Putin -- who was not invited to the Switzerland meeting -- had on Friday slammed the conference and demanded that Kyiv effectively surrender before any actual peace negotiations.
Meloni sent her foreign minister, Antonio Tajani, to the talks on Saturday and is due to attend herself on Sunday.
At the G7 summit on Thursday and Friday in Puglia, the leaders of the United States, France, Germany, Britain, Japan, Canada, and Italy agreed on a new $50 billion loan for Ukraine, as proof of their long-term support.
Meloni said Saturday that the United States, Canada, Britain and "probably" Japan will contribute to the loan, but not European Union countries.
The loan would be backed by the profits on the interest of an estimated 300 billion euros' worth of Russian central bank assets frozen by Western countries following the February 2022 invasion.
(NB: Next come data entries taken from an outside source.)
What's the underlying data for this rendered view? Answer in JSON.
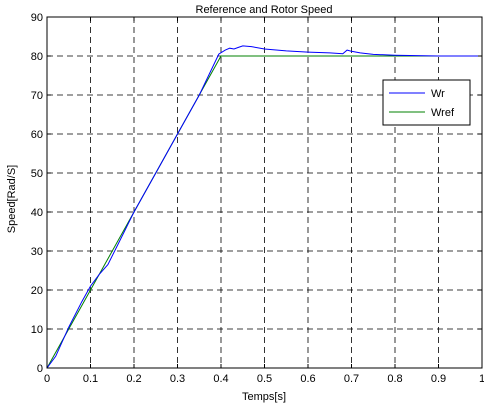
{
  "chart_data": {
    "type": "line",
    "title": "Reference and Rotor Speed",
    "xlabel": "Temps[s]",
    "ylabel": "Speed[Rad/S]",
    "xlim": [
      0,
      1
    ],
    "ylim": [
      0,
      90
    ],
    "xticks": [
      0,
      0.1,
      0.2,
      0.3,
      0.4,
      0.5,
      0.6,
      0.7,
      0.8,
      0.9,
      1
    ],
    "yticks": [
      0,
      10,
      20,
      30,
      40,
      50,
      60,
      70,
      80,
      90
    ],
    "xtick_labels": [
      "0",
      "0.1",
      "0.2",
      "0.3",
      "0.4",
      "0.5",
      "0.6",
      "0.7",
      "0.8",
      "0.9",
      "1"
    ],
    "ytick_labels": [
      "0",
      "10",
      "20",
      "30",
      "40",
      "50",
      "60",
      "70",
      "80",
      "90"
    ],
    "grid": true,
    "grid_style": "dashed",
    "legend_position": "right",
    "series": [
      {
        "name": "Wr",
        "color": "#0000ff",
        "x": [
          0,
          0.02,
          0.05,
          0.08,
          0.1,
          0.12,
          0.14,
          0.16,
          0.18,
          0.2,
          0.25,
          0.3,
          0.35,
          0.395,
          0.41,
          0.42,
          0.43,
          0.44,
          0.45,
          0.47,
          0.5,
          0.55,
          0.6,
          0.65,
          0.68,
          0.69,
          0.7,
          0.72,
          0.75,
          0.8,
          0.85,
          0.9,
          0.95,
          1.0
        ],
        "y": [
          0,
          3,
          10.5,
          17,
          21,
          24,
          26.5,
          31,
          35.5,
          40,
          50,
          60,
          70,
          80.5,
          81.5,
          82,
          81.8,
          82.2,
          82.6,
          82.4,
          81.8,
          81.3,
          81,
          80.8,
          80.6,
          81.5,
          81.2,
          80.8,
          80.4,
          80.2,
          80.1,
          80,
          80,
          80
        ]
      },
      {
        "name": "Wref",
        "color": "#008000",
        "x": [
          0,
          0.4,
          1.0
        ],
        "y": [
          0,
          80,
          80
        ]
      }
    ]
  }
}
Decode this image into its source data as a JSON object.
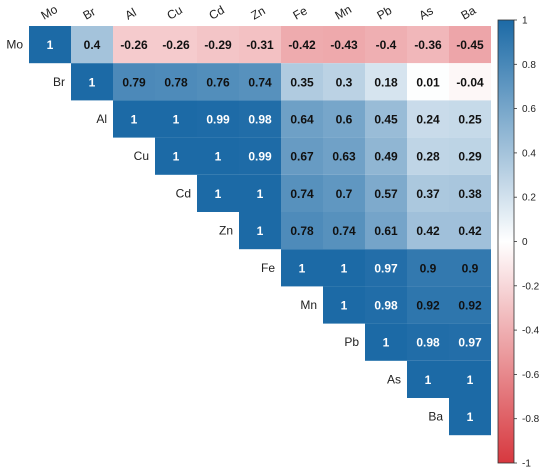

G7 leaders said they hoped to provide at least some of the loan to Ukraine this year, to help with defence, Kyiv's budget and reconstruction.
But crucial details still need to be hammered out, including who would provide the money and how they would share the risk if the loan is not repaid.
The United States has said it is willing to put up the entire $50 billion but does not expect to do so, saying it would be a "loan syndicate" and the G7 leaders would "share the risk".
"European nations are currently not involved in this loan... Europe is already contributing by identifying the guarantee mechanism for the repayment of this loan," Meloni said.